DAVALILARIN SAVUNMASI:
Avrupa Birliği Uzman ve Uzman Yardımcılarının; meslek hayatları boyunca yabancı dil bilgilerinin iyi derecede olması, gerektiğinde uluslararası yazışmaları ve makaleleri anlayıp analiz edebilecek kapasitede olması beklenilen personel olduğu, dolayısıyla, yabancı dil bilgisi seviye tespit sınavında (YDS) asgari standartları yakalamakla yetinmeyip yabancı dil bilgilerini güncel tutmak durumunda oldukları, bu itibarla dava konusu düzenlemede hukuka aykırı bir husus bulunmadığı,
Davacının, İçişleri Bakanlığı Avrupa Birliği ve Dış İlişkiler Daire Başkanlığında 13/08/2012 tarihinde AB Uzman Yardımcısı olarak görevine başladığı, 24/02/2016 tarihli dilekçe ekinde ibraz etmiş olduğu yabancı dil belgesinin Kasım 2011 tarihli olduğu ve Yönetmeliğin amir hükmüne aykırı olduğu için dava konusu işlemin tesis edildiği savunulmaktadır.

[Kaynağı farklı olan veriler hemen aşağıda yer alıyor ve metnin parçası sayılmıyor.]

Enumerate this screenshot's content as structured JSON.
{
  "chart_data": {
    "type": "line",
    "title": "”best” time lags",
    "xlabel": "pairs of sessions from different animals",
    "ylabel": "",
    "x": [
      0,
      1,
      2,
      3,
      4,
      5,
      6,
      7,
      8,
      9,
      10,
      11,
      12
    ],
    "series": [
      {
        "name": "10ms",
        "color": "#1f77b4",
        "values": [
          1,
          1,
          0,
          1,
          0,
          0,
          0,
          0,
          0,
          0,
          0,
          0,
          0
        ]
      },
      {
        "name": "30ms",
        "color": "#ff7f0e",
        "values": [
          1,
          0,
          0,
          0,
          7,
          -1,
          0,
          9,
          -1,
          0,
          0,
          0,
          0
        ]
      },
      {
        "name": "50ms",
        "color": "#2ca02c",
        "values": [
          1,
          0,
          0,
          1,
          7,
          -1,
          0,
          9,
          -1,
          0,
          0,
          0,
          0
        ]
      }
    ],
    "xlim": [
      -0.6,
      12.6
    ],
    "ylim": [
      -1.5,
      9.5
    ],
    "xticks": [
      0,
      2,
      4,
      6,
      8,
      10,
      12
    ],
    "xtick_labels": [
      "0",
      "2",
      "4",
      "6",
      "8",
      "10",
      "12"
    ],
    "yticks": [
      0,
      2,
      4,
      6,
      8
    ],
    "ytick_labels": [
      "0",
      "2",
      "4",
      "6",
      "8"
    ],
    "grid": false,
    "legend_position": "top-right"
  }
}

DANIŞTAY TETKİK H KİMİ : .
DÜŞÜNCESİ : 657 sayılı Kanun'un Ek 41. maddesinde uzmanlığa atanma için getirilen genel şartlar yanında, Avrupa Birliği Uzmanlığının gerektirdiği nitelikler gözetilerek dava konusu Yönetmelik ile getirilen ilave şartın, 367 sayılı Kanun Hükmünde Kararname hükümlerine dayandığı ve kamu yararına, hizmet gereklerine ve hukuka uygun olduğu, bu sebeple anılan Yönetmelik hükmünde ve buna dayalı bireysel işlemde hukuka aykırılık bulunmadığı ve davanın reddine karar verilmesi gerektiği düşünülmüştür.
DANIŞTAY SAVCISI : .
DÜŞÜNCESİ: Dava, İçişleri Bakanlığında Avrupa Birliği Uzman Yardımcısı olarak görev yapan davacı tarafından, Avrupa Birliği Uzmanı olarak atanmak için yapılan başvurunun reddine ilişkin İçişleri Bakanlığı Avrupa Birliği ve Dış İlişkiler Daire Başkanlığının . tarih ve . sayılı işleminin ve bu işlemin dayanağı olan 5.11.2013 tarih ve 28812 sayılı Resmi Gazete'de yayımlanarak yürürlüğe giren Bakanlıklar ve Başbakanlık Bağlı Kuruluşları Avrupa Birliği Uzmanlığı Yönetmeliği'nin 26/1-b fıkrasında yer alan "Uzman yardımcılığı dönemi içinde alınmış olmak kaydıyla" ibaresinin iptali istemiyle açılmıştır.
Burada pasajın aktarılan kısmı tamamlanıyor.